Após seis anos desde a confirmação dos primeiros casos de Covid-19 no Amazonas, um dos símbolos da crise sanitária que assolou o estado permanece irregular. O Cemitério Municipal Nossa Senhora Aparecida, Zona Oeste de Manaus, funciona até hoje sem licença ambiental, conforme aponta ação do Ministério Público do Amazonas (MP-AM), em matéria da Agência Cenarium. O órgão sustenta que os enterros em valas comuns realizados sem medidas sanitárias adequadas durante a pandemia agravaram a contaminação do solo, provocando danos ambientais e riscos à saúde da população.

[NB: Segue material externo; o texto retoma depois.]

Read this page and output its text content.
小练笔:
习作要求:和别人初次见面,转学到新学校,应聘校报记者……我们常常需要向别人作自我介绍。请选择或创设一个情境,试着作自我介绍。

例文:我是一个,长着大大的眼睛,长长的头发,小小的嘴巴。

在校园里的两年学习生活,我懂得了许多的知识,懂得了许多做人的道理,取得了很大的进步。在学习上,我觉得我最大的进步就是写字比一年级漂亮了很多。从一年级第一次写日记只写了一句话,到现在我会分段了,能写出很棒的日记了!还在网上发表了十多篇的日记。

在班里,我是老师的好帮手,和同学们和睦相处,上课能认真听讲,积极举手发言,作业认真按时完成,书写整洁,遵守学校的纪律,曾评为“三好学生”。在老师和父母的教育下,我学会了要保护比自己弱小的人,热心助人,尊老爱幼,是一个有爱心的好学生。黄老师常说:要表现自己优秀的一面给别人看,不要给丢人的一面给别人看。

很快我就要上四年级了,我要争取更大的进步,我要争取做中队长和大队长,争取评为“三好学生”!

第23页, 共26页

Naquele período, Manaus foi considerada o epicentro da pandemia no Brasil. A cidade, que em 2019 registrava média de 29 funerais por dia, passou a contabilizar mais de 100 sepultamentos diários em 2020. Em 2021, o número de mortes voltou a subir, ultrapassando 300 óbitos por dia no pico da crise.
Cemitério não possui licença do Ipaam
De acordo com o MP-AM, o cemitério é administrado pela Secretaria Municipal de Limpeza Urbana (Semulsp), pasta comandada por Sabá Reis. Apesar de estar em operação, o local nunca obteve licenciamento ambiental junto ao Instituto de Proteção Ambiental do Amazonas (Ipaam).
“A ausência de licenciamento impede a avaliação dos impactos ambientais da atividade, especialmente quanto ao risco de contaminação do solo e do lençol freático pelo necrochorume — líquido resultante da decomposição de corpos, com alto potencial de poluição e risco à saúde pública”, afirma o órgão ministerial.
O MP-AM também destacou que notificações e autos de infração já haviam sido emitidos contra a Semulsp anteriormente, sem que a regularização fosse efetivada.
No último dia 13, o juiz Moacir Pereira Batista, titular da Vara Especializada do Meio Ambiente da Comarca de Manaus (Vema), acatou os argumentos do MP-AM e determinou prazo de 30 dias, a contar da intimação, para que a Semulsp comprove o requerimento de licenciamento ambiental no Ipaam. A decisão, no âmbito da Ação Civil Pública nº 0098510-62.2026.8.04.1000, estabelece multa diária de R$ 50 mil, limitada inicialmente a dez dias.
O juiz também ressaltou que o perigo da demora na regularização é grave. “A operação de um cemitério sem o devido licenciamento ambiental representa um risco contínuo e progressivo ao meio ambiente e à saúde pública”, escreveu. “Assim, o perigo da demora reside na continuidade da operação irregular, que agrava, a cada dia, o risco de contaminação de um bem ambiental essencial, a água subterrânea e, consequentemente, a saúde da população que dela possa se utilizar”.
A Semulsp ainda não deu esclarecimentos sobre a decisão judicial e a ação do MP-AM.
Neste ano, até o momento, o Amazonas registrou apenas dois casos de Covid-19. Em 2025, foram 30 mortes e 192 casos, segundo a Fundação de Vigilância em Saúde – Dra. Rosemary Costa Pinto (FVS-RCP). Desde o início da pandemia, o estado acumulou cerca de 650 mil casos confirmados e 14.561 óbitos.